10. The following are some points based on Culler's ideas about the
advantages of structuralism, having to do with the idea that
literature is a protocol of reading:
- Structuralism is a firmer starting-point for reading literature as
literature than are other approaches, because literariness and/or
fictionality does not have to be shown to be inherent in the text, but in
the way it is read. It explains, for instance, why the same sentence can
have a different meaning depending on the genre in which it appears, it
explains how the boundaries of the literary can change from age to age, it
accommodates and explains differing readings of a text given differing
reading protocols -- one can read a text for its 'literary' qualities or
for its sociological or ideological qualities, for instance, and read as
complex a text in doing so.
- One gains an appreciation of literature as an institution, as a coherent
and related set of codes and practices, and so one sees also that reading
is situated reading, that is, it is in a certain meaning-domain or set of
codes. It follows that when literature is written, it will be written
under these codes (it can break or alter the codes to create effects, but
this is still a function of the codes).
- Consequently one can be more open to challenges to and alterations of
literary conventions.
- Once one sees that reading and writing are both coded and based on
conventions one can read 'against the grain' in a disciplined way, and one
can read readings of literature -- reading can become a more
self-reflexive process.
IV. Structural Analysis
As structuralism is so broad a theory with such extensive ramifications, there
will be different ways of doing structural analysis. Here are some possible
approaches.
1. The study of the basic codes which
make narrative possible, and which make it work. This is known generally as narratology,
and often produces what might be called a grammar of narrative. Greimas,
Barthes, Todorov and others investigated what the components and relations of
narrative are. This gives rise to such things as Barthes division of incidents
into nuclei and catalyzers, and his promulgation of five codes of narrative,
given briefly here, as adapted from Cohen and Shires:
- proairetic -- things (events) in
their sequence; recognizable actions and their effects.

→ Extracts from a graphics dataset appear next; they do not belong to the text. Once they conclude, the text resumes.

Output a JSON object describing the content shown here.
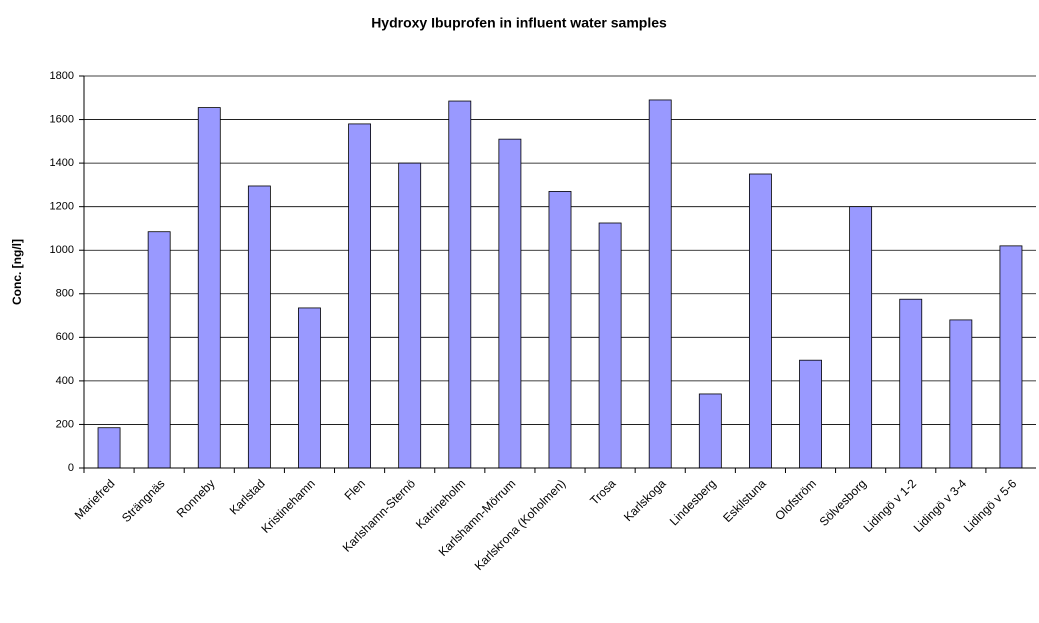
{
  "chart_data": {
    "type": "bar",
    "title": "Hydroxy Ibuprofen in influent water samples",
    "y_label": "Conc. [ng/l]",
    "categories": [
      "Mariefred",
      "Strängnäs",
      "Ronneby",
      "Karlstad",
      "Kristinehamn",
      "Flen",
      "Karlshamn-Sternö",
      "Katrineholm",
      "Karlshamn-Mörrum",
      "Karlskrona (Koholmen)",
      "Trosa",
      "Karlskoga",
      "Lindesberg",
      "Eskilstuna",
      "Olofström",
      "Sölvesborg",
      "Lidingö v 1-2",
      "Lidingö v 3-4",
      "Lidingö v 5-6"
    ],
    "values": [
      185,
      1085,
      1655,
      1295,
      735,
      1580,
      1400,
      1685,
      1510,
      1270,
      1125,
      1690,
      340,
      1350,
      495,
      1200,
      775,
      680,
      1020
    ],
    "color": "#9999ff",
    "ylim": [
      0,
      1800
    ],
    "yticks": [
      0,
      200,
      400,
      600,
      800,
      1000,
      1200,
      1400,
      1600,
      1800
    ],
    "grid": true
  }
}
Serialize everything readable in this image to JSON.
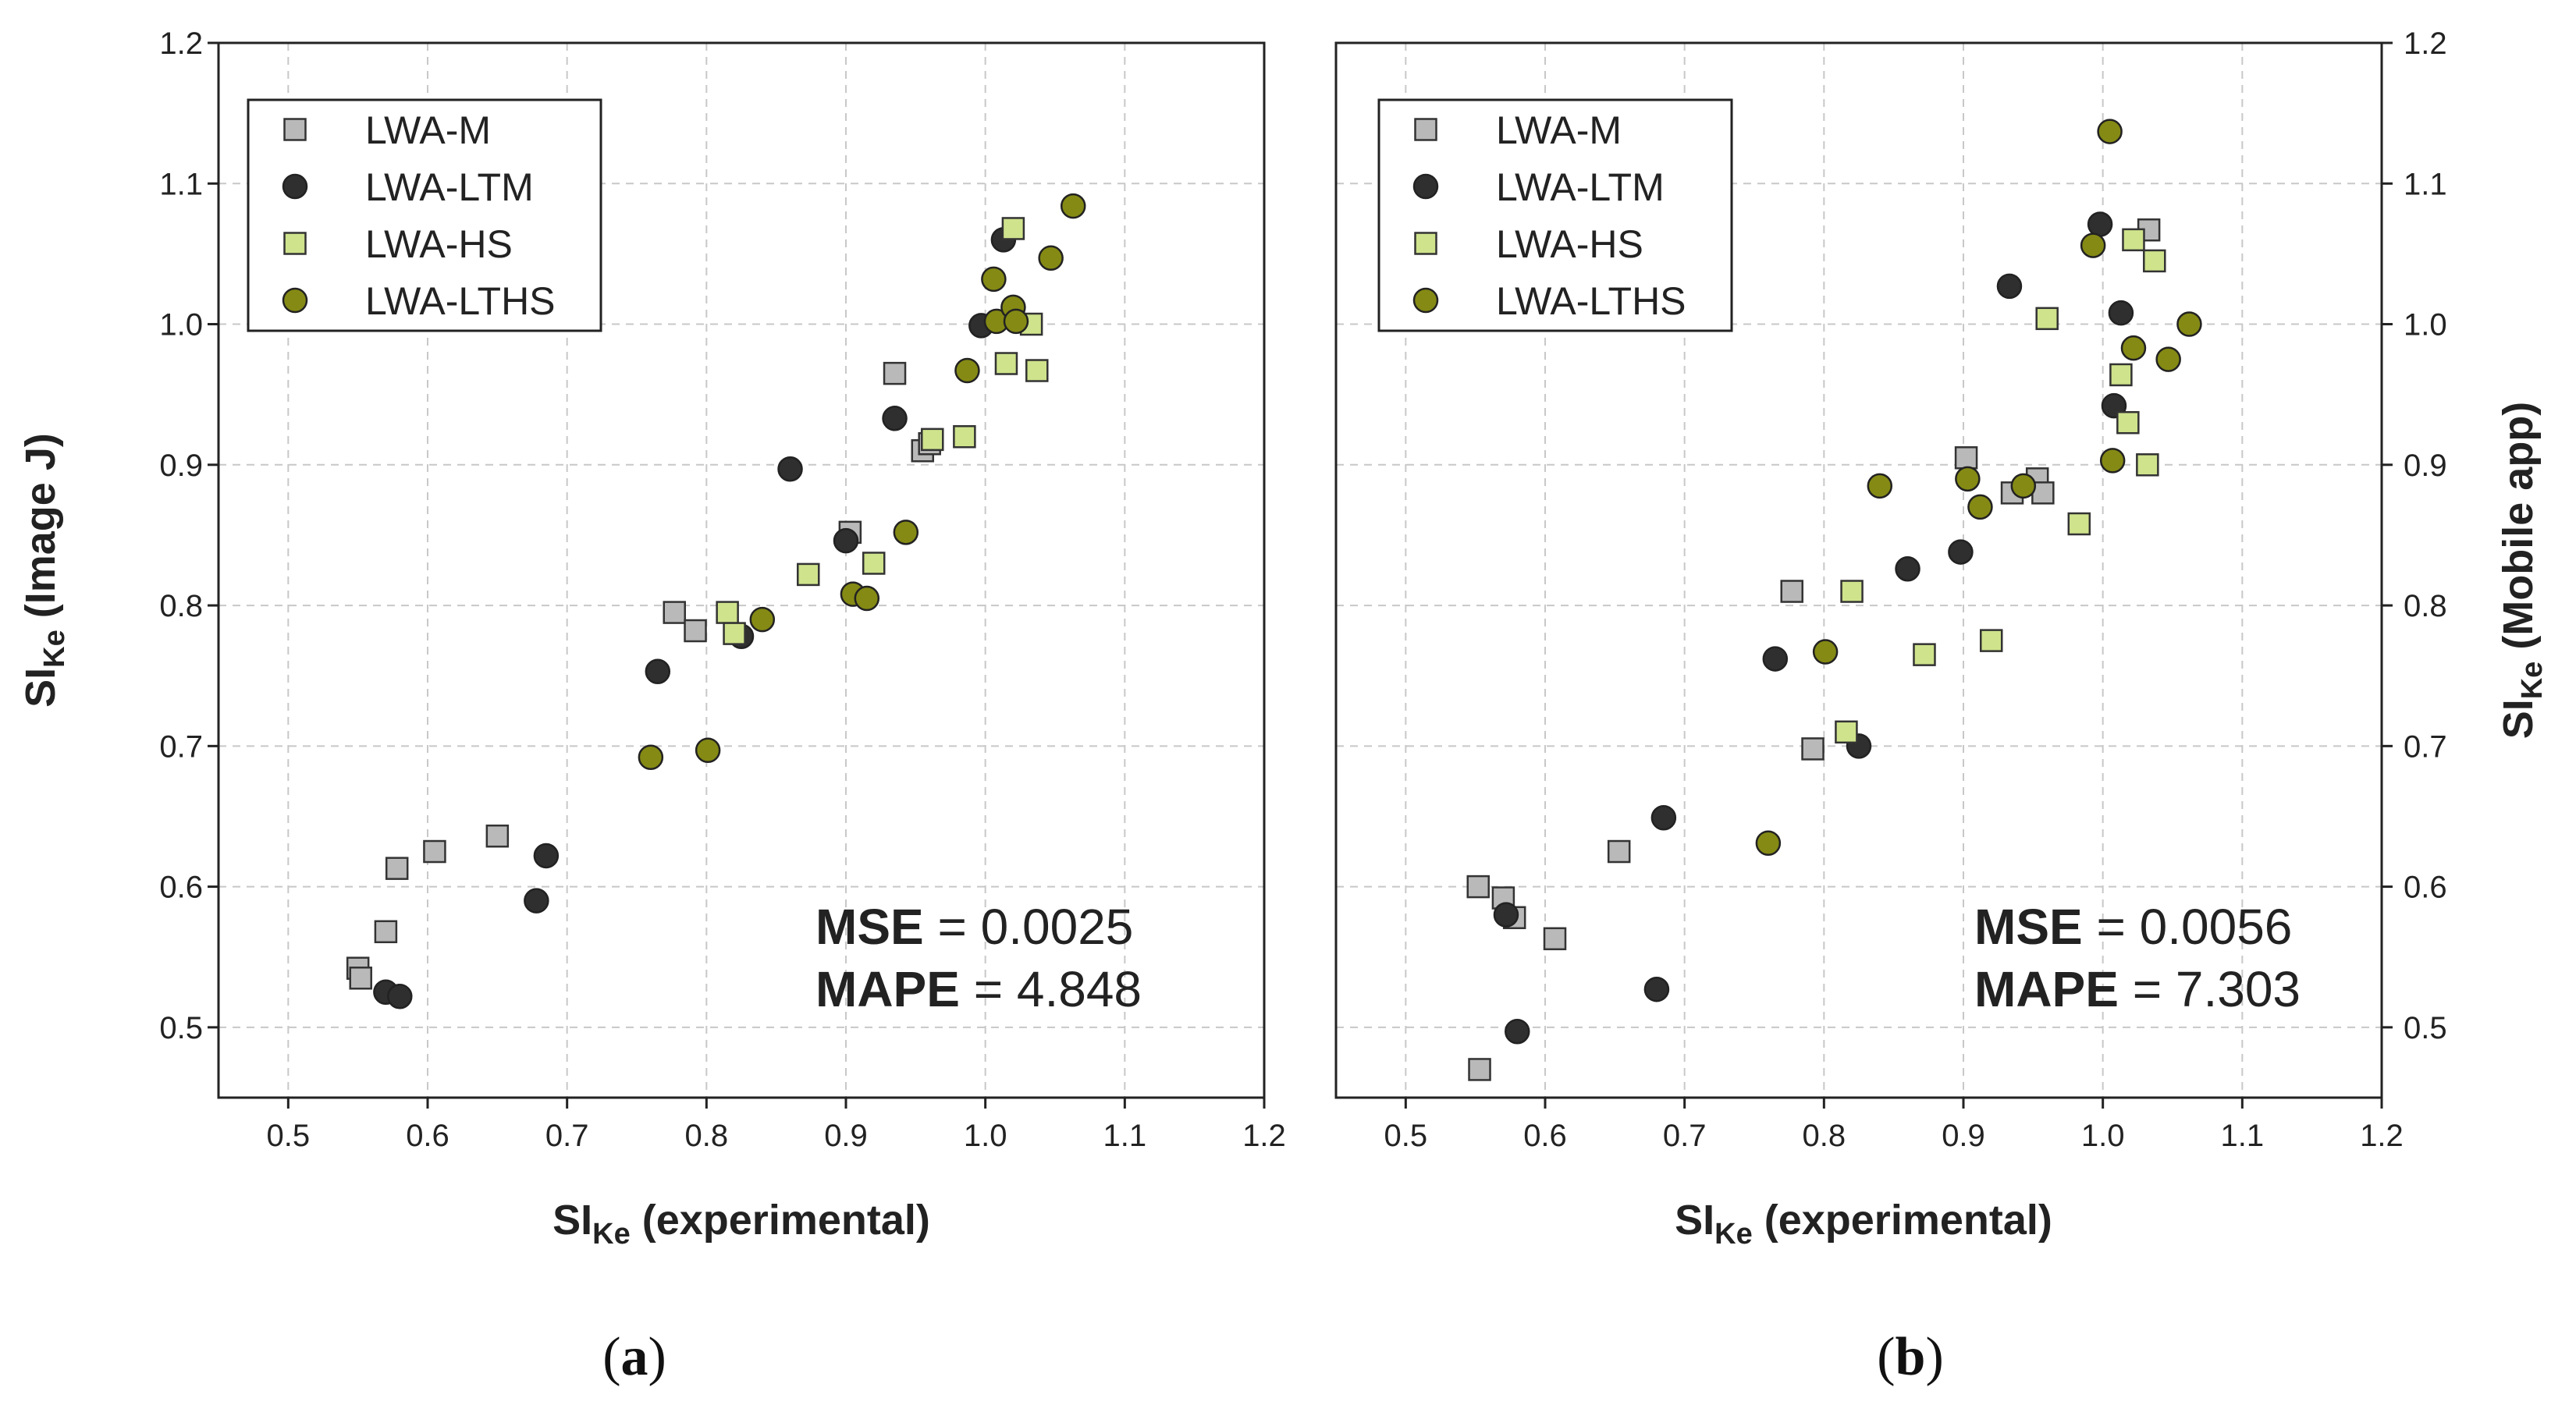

- semic -- the field where signifiers
point to other signifiers to produce a chain of recognizable connotations.
In a general sense, that which enables meaning to happen.
- hermeneutic -- the code of narrative
suspense, including the ways in which the story suspends closure,
structures parallels, repetitions and so forth toward closure.
- symbolic -- marks out meaning as
difference; the binaries which the culture uses/enacts to create its
meanings; binaries which, of course,but disunite and join.
- reference -- refers to various
bodies of knowledge which constitute the society; creates the familiarity
of reality by quoting from a large assortment of social texts which
mediate and organize cultural knowledge of reality -- medicine, law,
morality, psychology, philosophy, religion, plus all the clichs and
proverbs of popular culture.
- diegetic (C&S's addition) -- the
narration, the text's encoding of narrative conventions that signify how
it means as a telling.
2. The study of the construction of meaning in
texts, as for instance through tropes, through repetitions with
difference. Hayden White analyzes the structure of Western historical
narrative through a theory of tropes; Lodge shows how metaphor and metonymy
can be seen to form the bases respectively of symbolic and realist texts.
3. The study of mimesis, that is, of
the representation of reality, becomes
- the study of naturalization, of
the way in which reality effects are created and the way in which we
create a sense of reality and meaning from texts;
- the study of conventions of
meaning in texts.
4. Texts are also analyzed for their structures of
opposition, particularly binary oppositions, as informing
structures and as representing the central concerns and imaginative structures
of the society.
5. Texts can be analyzed as they represent the
codes and conventions of the culture -- we can read the texts as
ways of understanding the meaning-structures of the cultures and sub-cultures
out of which they are written and which they represent.